Bila GKO bertekad diberkati dan kemudian menjadi berkat rasa-rasanya belum terlambat untuk mengkaji dan menjalani apa yang diiuraikan dalam bait terakhir ayat keempat ini: "Tetapi bila umat-Nya sedia mendengar, tentulah Tuhan memberi petunjuk yang benar."
Reff.
Tuhan tolonglah, Tuhan tolonglah
Tanpa Dikau semua binasa kelak
Ya Tuhan tolonglah
Refrein dari lagu ini kembali menyatakan kebergantungan penuh kita pada Kepala Gereja yakni Kristus. Sekalipun kita mengerjakan hermeneusis dan anamnesis secara sempurna, dan melakukan prediksi dan proyeksi dengan tepat, namun pada akhirnya kita harus kembali mengakui dengan iman bahwa Tuhan ada di atas segalanya, GKO harus senantiasa memohon pertolongan-Nya yang memungkinkan "bahtera" tetap dapat berjalan sekalipun harus melewati badai yang menerpa begitu keras.
Kenyataan Kekinian Kita (The Present: Be Blessed and to be a Blessing)
Dalam Rapat Kerja Sinode II GKO yang berlangsung pada tanggal 19-20 Juli 2003 telah disepakati bahwa tema tahunan Juni 2003 - Juni 2004 Persekutuan Yang Akrab Dengan Keluarga. Tema tahunan sebelumnya adalah Persekutuan Yang Akrab Dengan Allah. Fokus yang bergeser ke dimensi horisontal-internal ini sama sekali tidak bermaksud meniadakan atau mengabaikan fokus vertikal-transendental-imanen yang sudah terbentuk akrab dengan Allah. Kedua fokus ini harus tetap berjalan secara simultan.
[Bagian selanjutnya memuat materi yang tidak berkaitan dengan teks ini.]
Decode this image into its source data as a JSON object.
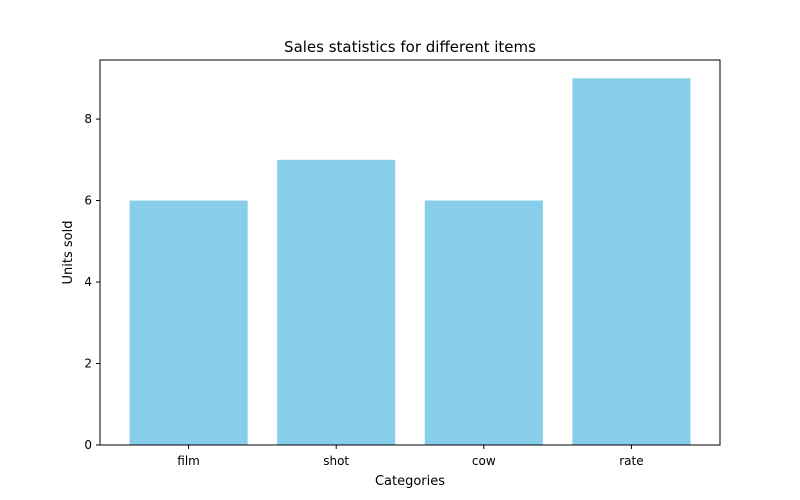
{
  "chart_data": {
    "type": "bar",
    "title": "Sales statistics for different items",
    "xlabel": "Categories",
    "ylabel": "Units sold",
    "categories": [
      "film",
      "shot",
      "cow",
      "rate"
    ],
    "values": [
      6,
      7,
      6,
      9
    ],
    "ylim": [
      0,
      9.45
    ],
    "yticks": [
      0,
      2,
      4,
      6,
      8
    ],
    "bar_color": "#87ceeb",
    "grid": false
  }
}
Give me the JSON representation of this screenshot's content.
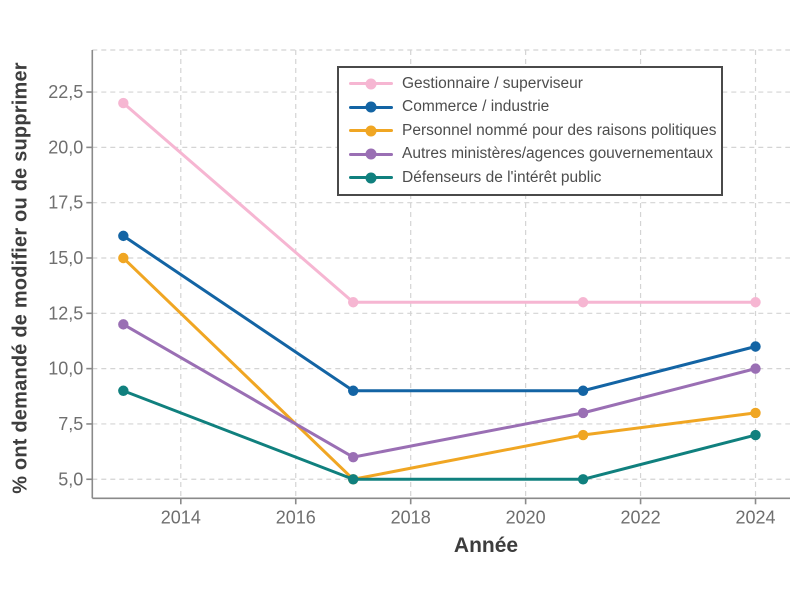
{
  "figure": {
    "background": "#ffffff",
    "axis_title_color": "#3d3d3d",
    "tick_label_color": "#6f6f6f",
    "grid_color": "#d4d4d4",
    "spine_color": "#8a8a8a",
    "legend_border_color": "#4a4a4a",
    "legend_text_color": "#4d4d4d"
  },
  "chart_data": {
    "type": "line",
    "x": [
      2013,
      2017,
      2021,
      2024
    ],
    "series": [
      {
        "name": "Gestionnaire / superviseur",
        "color": "#f6b6d2",
        "values": [
          22,
          13,
          13,
          13
        ]
      },
      {
        "name": "Commerce / industrie",
        "color": "#1364a4",
        "values": [
          16,
          9,
          9,
          11
        ]
      },
      {
        "name": "Personnel nommé pour des raisons politiques",
        "color": "#f0a623",
        "values": [
          15,
          5,
          7,
          8
        ]
      },
      {
        "name": "Autres ministères/agences gouvernementaux",
        "color": "#9a6fb4",
        "values": [
          12,
          6,
          8,
          10
        ]
      },
      {
        "name": "Défenseurs de l'intérêt public",
        "color": "#10807e",
        "values": [
          9,
          5,
          5,
          7
        ]
      }
    ],
    "xlabel": "Année",
    "ylabel": "% ont demandé de modifier ou de supprimer",
    "xticks": {
      "values": [
        2014,
        2016,
        2018,
        2020,
        2022,
        2024
      ],
      "labels": [
        "2014",
        "2016",
        "2018",
        "2020",
        "2022",
        "2024"
      ]
    },
    "yticks": {
      "values": [
        5,
        7.5,
        10,
        12.5,
        15,
        17.5,
        20,
        22.5
      ],
      "labels": [
        "5,0",
        "7,5",
        "10,0",
        "12,5",
        "15,0",
        "17,5",
        "20,0",
        "22,5"
      ]
    },
    "xlim": [
      2012.46,
      2024.6
    ],
    "ylim": [
      4.14,
      24.4
    ],
    "grid": "dashed gridlines on both axes, dashed top border",
    "legend_position": "upper center, boxed",
    "marker": "circle",
    "line_width": 3
  }
}
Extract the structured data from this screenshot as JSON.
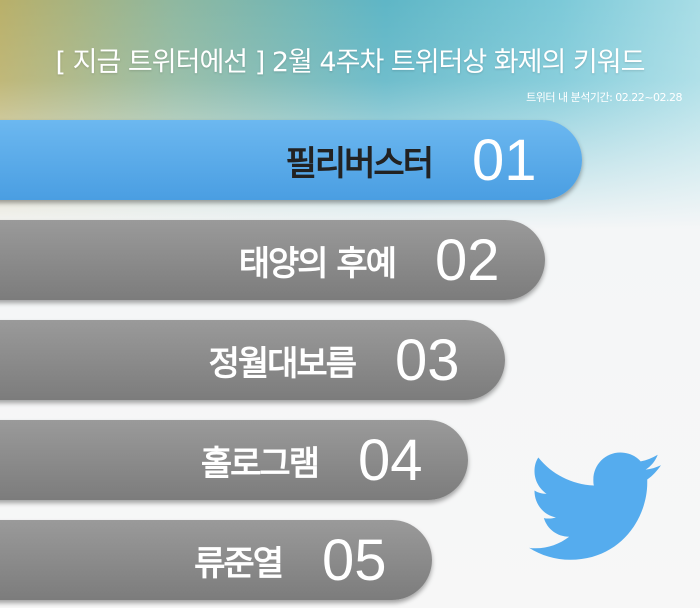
{
  "title": "[ 지금 트위터에선 ] 2월 4주차 트위터상 화제의 키워드",
  "period": "트위터 내 분석기간: 02.22~02.28",
  "keywords": [
    {
      "rank": "01",
      "label": "필리버스터",
      "highlighted": true
    },
    {
      "rank": "02",
      "label": "태양의 후예",
      "highlighted": false
    },
    {
      "rank": "03",
      "label": "정월대보름",
      "highlighted": false
    },
    {
      "rank": "04",
      "label": "홀로그램",
      "highlighted": false
    },
    {
      "rank": "05",
      "label": "류준열",
      "highlighted": false
    }
  ],
  "colors": {
    "highlight": "#5aaae8",
    "bar": "#8a8a8a",
    "bird": "#55acee"
  },
  "logo_icon": "twitter-bird-icon"
}
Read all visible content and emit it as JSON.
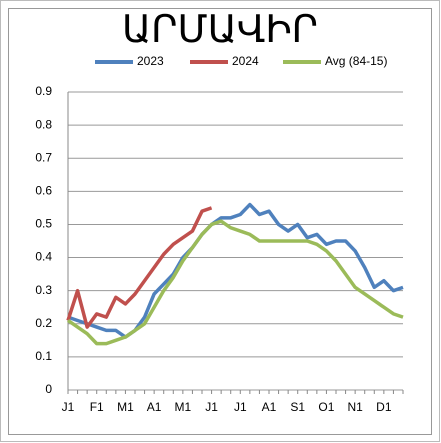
{
  "chart_data": {
    "type": "line",
    "title": "ԱՐՄԱՎԻՐ",
    "categories": [
      "J1",
      null,
      null,
      "F1",
      null,
      null,
      "M1",
      null,
      null,
      "A1",
      null,
      null,
      "M1",
      null,
      null,
      "J1",
      null,
      null,
      "J1",
      null,
      null,
      "A1",
      null,
      null,
      "S1",
      null,
      null,
      "O1",
      null,
      null,
      "N1",
      null,
      null,
      "D1",
      null,
      null
    ],
    "series": [
      {
        "name": "2023",
        "color": "#4f81bd",
        "values": [
          0.22,
          0.21,
          0.2,
          0.19,
          0.18,
          0.18,
          0.16,
          0.18,
          0.22,
          0.29,
          0.32,
          0.35,
          0.4,
          0.43,
          0.47,
          0.5,
          0.52,
          0.52,
          0.53,
          0.56,
          0.53,
          0.54,
          0.5,
          0.48,
          0.5,
          0.46,
          0.47,
          0.44,
          0.45,
          0.45,
          0.42,
          0.37,
          0.31,
          0.33,
          0.3,
          0.31
        ]
      },
      {
        "name": "2024",
        "color": "#c0504d",
        "values": [
          0.21,
          0.3,
          0.19,
          0.23,
          0.22,
          0.28,
          0.26,
          0.29,
          0.33,
          0.37,
          0.41,
          0.44,
          0.46,
          0.48,
          0.54,
          0.55,
          null,
          null,
          null,
          null,
          null,
          null,
          null,
          null,
          null,
          null,
          null,
          null,
          null,
          null,
          null,
          null,
          null,
          null,
          null,
          null
        ]
      },
      {
        "name": "Avg (84-15)",
        "color": "#9bbb59",
        "values": [
          0.21,
          0.19,
          0.17,
          0.14,
          0.14,
          0.15,
          0.16,
          0.18,
          0.2,
          0.25,
          0.3,
          0.34,
          0.39,
          0.43,
          0.47,
          0.5,
          0.51,
          0.49,
          0.48,
          0.47,
          0.45,
          0.45,
          0.45,
          0.45,
          0.45,
          0.45,
          0.44,
          0.42,
          0.39,
          0.35,
          0.31,
          0.29,
          0.27,
          0.25,
          0.23,
          0.22
        ]
      }
    ],
    "ylim": [
      0,
      0.9
    ],
    "yticks": [
      0,
      0.1,
      0.2,
      0.3,
      0.4,
      0.5,
      0.6,
      0.7,
      0.8,
      0.9
    ],
    "grid": true
  }
}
Dalam sambutan saya pada pembukaan Raker Sinode II beberapa waktu yang lalu saya menjelaskan bahwa fokus yang kini sedang diarahkan pada keluarga tentunya sangat beralasan. Keluarga adalah basis pertama dari sebuah koinonia baik terhadap Allah maupun dalam kerangka ekklesia. Allah sangat concern terhadap lingkup keluarga. Ia juga yang menyusun dan membentuk keluarga. Ia bekerja melalui keluarga. Allah bekerja memakai Adam dan Hawa sebagai keluarga pertama yang pada gilirannya menjadi prototipe rumah-rumah tangga selanjutnya. Yesus Kristus sendiri dalam inkarnasi-Nya memakai medan keluarga sebagai locus kehadiran-Nya. Ia tidak mulai dengan pengumpulan massa atau pada rekrutmen orang-orang profesional tetapi mulai dari keluarga seorang tukang kayu. Kehadiran Yesus mempertemukan Yusuf dan Maria dalam tali perkawinan yang kemudian berlanjut dengan kehadiran adik-adik jasmani lainnya.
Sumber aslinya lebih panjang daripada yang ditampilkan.